Basic Authentication

Available since: v4.1.0

Harper supports HTTP Basic Authentication. In the context of an HTTP transaction, basic access authentication is a method for an HTTP user agent to provide a username and password when making a request.

Basic Auth is added to each HTTP request — you do not log in separately. The Authorization header must be included on every request.

How It Works

The Authorization header value is Basic <credentials>, where <credentials> is the Base64 encoding of the string username:password.

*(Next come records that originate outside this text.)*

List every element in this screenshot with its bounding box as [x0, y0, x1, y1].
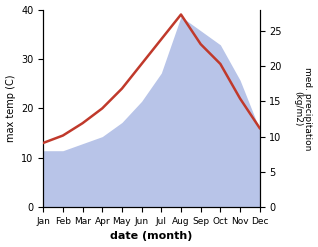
Y-axis label: med. precipitation
(kg/m2): med. precipitation (kg/m2) [293, 67, 313, 150]
Y-axis label: max temp (C): max temp (C) [5, 75, 16, 142]
X-axis label: date (month): date (month) [110, 231, 193, 242]
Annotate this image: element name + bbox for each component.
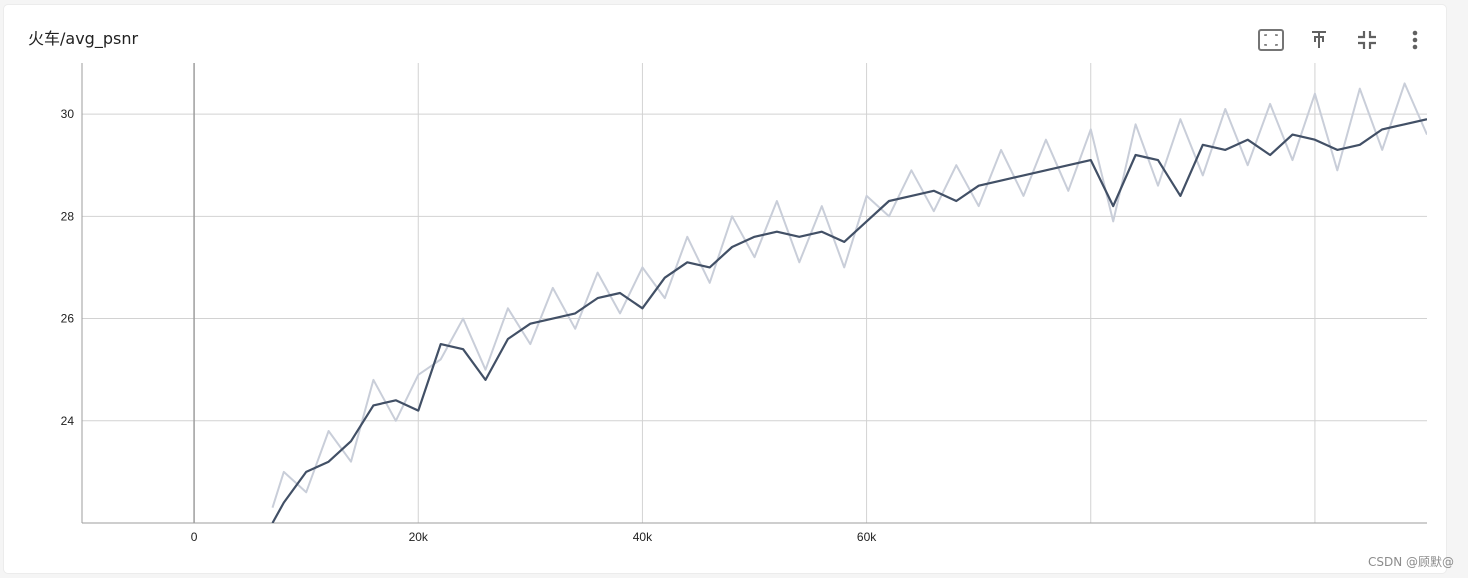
watermark: CSDN @顾默@ xyxy=(1367,555,1454,569)
y-tick-label: 30 xyxy=(61,107,75,121)
smoothed-series-line xyxy=(271,118,1427,523)
pin-button[interactable] xyxy=(1304,26,1334,54)
chart-card: 火车/avg_psnr xyxy=(4,5,1446,573)
y-tick-label: 28 xyxy=(61,209,75,223)
collapse-icon xyxy=(1358,31,1376,49)
raw-series-line xyxy=(271,82,1427,509)
chart-title: 火车/avg_psnr xyxy=(28,29,139,48)
fit-domain-button[interactable] xyxy=(1256,26,1286,54)
collapse-button[interactable] xyxy=(1352,26,1382,54)
x-tick-label: 60k xyxy=(857,530,877,544)
x-tick-label: 20k xyxy=(409,530,429,544)
fit-to-screen-icon xyxy=(1258,29,1284,51)
y-tick-label: 24 xyxy=(61,414,75,428)
more-menu-button[interactable] xyxy=(1400,26,1430,54)
y-tick-label: 26 xyxy=(61,312,75,326)
pin-icon xyxy=(1312,31,1326,48)
x-tick-label: 40k xyxy=(633,530,653,544)
card-toolbar xyxy=(1226,26,1446,56)
x-tick-label: 0 xyxy=(191,530,198,544)
more-vert-icon xyxy=(1412,30,1418,50)
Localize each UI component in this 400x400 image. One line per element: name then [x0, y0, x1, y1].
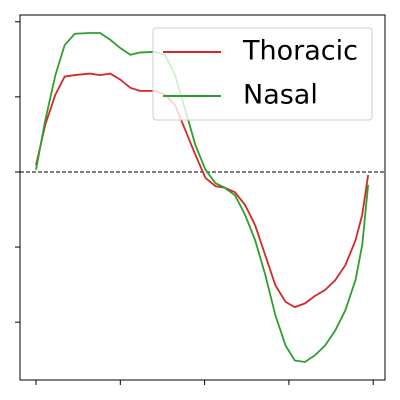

Authorization: Basic <base64(username:password)>

Example

The following Node.js example shows how to construct the Authorization header using btoa():

function callHarperDB(call_object, operation, callback) {
	const options = {
		method: 'POST',
		hostname: call_object.endpoint_url,
		port: call_object.endpoint_port,
		path: '/',
		headers: {
			'content-type': 'application/json',
			'authorization': 'Basic ' + btoa(call_object.username + ':' + call_object.password),
			'cache-control': 'no-cache',
		},
	};

	const http_req = http.request(options, function (hdb_res) {
		let chunks = [];

		hdb_res.on('data', function (chunk) {
			chunks.push(chunk);
		});

		hdb_res.on('end', function () {
			const body = Buffer.concat(chunks);
			if (isJson(body)) {
				return callback(null, JSON.parse(body));
			} else {
				return callback(body, null);
			}
		});
	});

	http_req.on('error', function (chunk) {
		return callback('Failed to connect', null);
	});

	http_req.write(JSON.stringify(operation));
	http_req.end();
}

cURL Example

curl --location --request POST 'http://localhost:9925' \
--header 'Content-Type: application/json' \
--header 'Authorization: Basic <base64(username:password)>' \
--data-raw '{
    "operation": "list_users"
}'

When to Use Basic Auth

Basic authentication is the simplest option and is appropriate for:

  • Server-to-server requests in trusted environments
  • Development and testing
  • Scenarios where token management overhead is undesirable

For user-facing applications or when tokens are preferred for performance reasons, see JWT Authentication.

Security Notes

  • Basic Auth credentials are sent on every request. Always use HTTPS in production to prevent credential interception. See SSL / HTTPS.
  • Harper Studio uses Basic Auth internally.